Lunedì scorso è stata fatta la storia del baseball o, più semplicemente, ne è stata riconosciuta una parte importante.
La Negro League, le cui prime World Series furiono disputate nel ’24, nasce come risposta a quel gentlement’s agreement tra proprietari che fin dalle origini, a metà 800, aveva estromesso gli afroamericani dalla Big Legue e che sarà infranto per la prima volta da Branch Rickey nel 1947 con la firma di Jackie Robinson.
Il processo di integrazione, sul diamante come nella società, sarà lunghissimo. Il primo afroamericano a vestire la maglia degli Yankees arriverà solo nel ’55 ma nel ’74 Hank Aaron riceverà continue minacce di morte durante la rincorsa ai 714 HR di Babe Ruth, battuto in una tiepida serata di inizio Aprile contro i Los Angels Dodgers, la squadra che fu di Jackie.
Nell’attuale MLB giocano un totale di 63 afroamenicani.
Il Baseball, dopo tanta fatica, è tornato ad essere “dei bianchi” in una sorta di ritorno al futuro prima trascurtato, poi sottovalutato ed ora economicamente insostenibile. La popolazione afroamericana rapperesenta infatti una porzione irrinunciabile del mercato a cui football, e soprattuto basket, hanno saputo attingere a piene mani trasformando il batti e corri in una sorta di terzo incomodo.
Incredibilemente Manfred e Co sembrano essersene resi conto, non saprei dire se per tempo, e sono corsi ai ripari con il riconoscimento di un passato fino ad oggi quasi totalmente ignorato. L’inclusione della Negro League dovrebbe essere, nelle intenzioni, il primo atto di un processo che mira a riconquistare l’interesse di un pubblico che oggi guarda e sogna altrove. Sarà interessante capirne il proseguo.
Quello che sta facendo la MLB non ha quindi nulla a che vedere con “politiche sociali” o con il rendere gustizia alla stroria o qualsivoglia stronzata progressista. Questi ideali non hanno diritto di cittandinanza in nessuna lega professionistica americana. Che si parli di Major League, NBA o la NFL, con sfumature diverse, non fa differenza. Sono business e devono produrre soldi. Ogni scelta è convenienza, che piaccia o meno.
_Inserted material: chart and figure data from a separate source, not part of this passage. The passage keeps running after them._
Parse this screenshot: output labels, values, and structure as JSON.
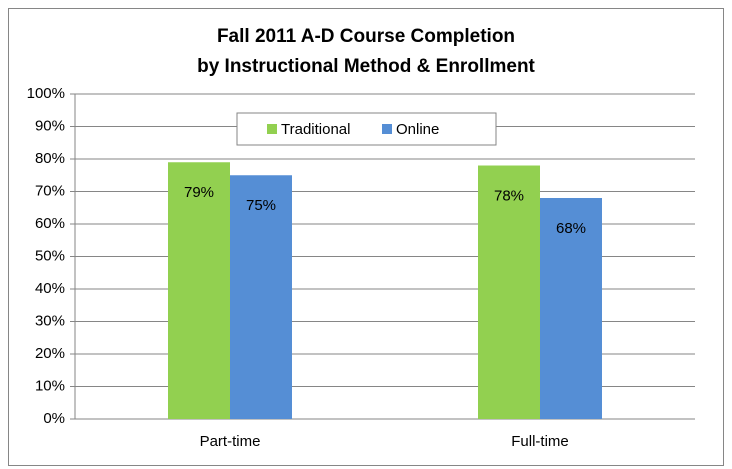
{
  "chart_data": {
    "type": "bar",
    "title": [
      "Fall 2011 A-D Course Completion",
      "by Instructional Method & Enrollment"
    ],
    "categories": [
      "Part-time",
      "Full-time"
    ],
    "series": [
      {
        "name": "Traditional",
        "color": "#92d050",
        "values": [
          79,
          78
        ],
        "value_labels": [
          "79%",
          "78%"
        ]
      },
      {
        "name": "Online",
        "color": "#558ed5",
        "values": [
          75,
          68
        ],
        "value_labels": [
          "75%",
          "68%"
        ]
      }
    ],
    "ylim": [
      0,
      100
    ],
    "yticks": [
      {
        "value": 0,
        "label": "0%"
      },
      {
        "value": 10,
        "label": "10%"
      },
      {
        "value": 20,
        "label": "20%"
      },
      {
        "value": 30,
        "label": "30%"
      },
      {
        "value": 40,
        "label": "40%"
      },
      {
        "value": 50,
        "label": "50%"
      },
      {
        "value": 60,
        "label": "60%"
      },
      {
        "value": 70,
        "label": "70%"
      },
      {
        "value": 80,
        "label": "80%"
      },
      {
        "value": 90,
        "label": "90%"
      },
      {
        "value": 100,
        "label": "100%"
      }
    ],
    "grid": true,
    "legend": "top"
  }
}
Prima impareremo a convivere con questa evidenza e meno tempo perderemo in futuro per giustificare i commenti in mandarino di Silver piuttosto che il silenzio di Manfred durante l’estate dei riot americani o le paraculate dei cambi di nome di franchigie in nome del politicaly correct sottoforma di contratti di sponsorizzazione
Come mi è capitato spesso di scrivere viaviamo nell’era del Say The Right Things. Il riconoscimento della Negro League, per quanto possa farmi piacere da tifoso, non ha nessun altra motivazione se non quella di riconquistare un pubblico che possa portare denaro nelle casse delle franchigie e della lega. Gli stessi afroamericani, avendo ormai compreso pienamente le dinamiche che regolano il giochino, hanno risposto in modo tipedido, quasi non sentissero il bisogno di questa ammissione di colpa.
Il coraggio di quegli eroi e le ingiustizie perpetrate ad un popolo, nello sport come nella vita di tutti i giorni, erano già chiare a tutti e da molto tempo. “Fa piacere” constatare che nel 2020 se ne siano accorti anche nella stanza dei bottoni.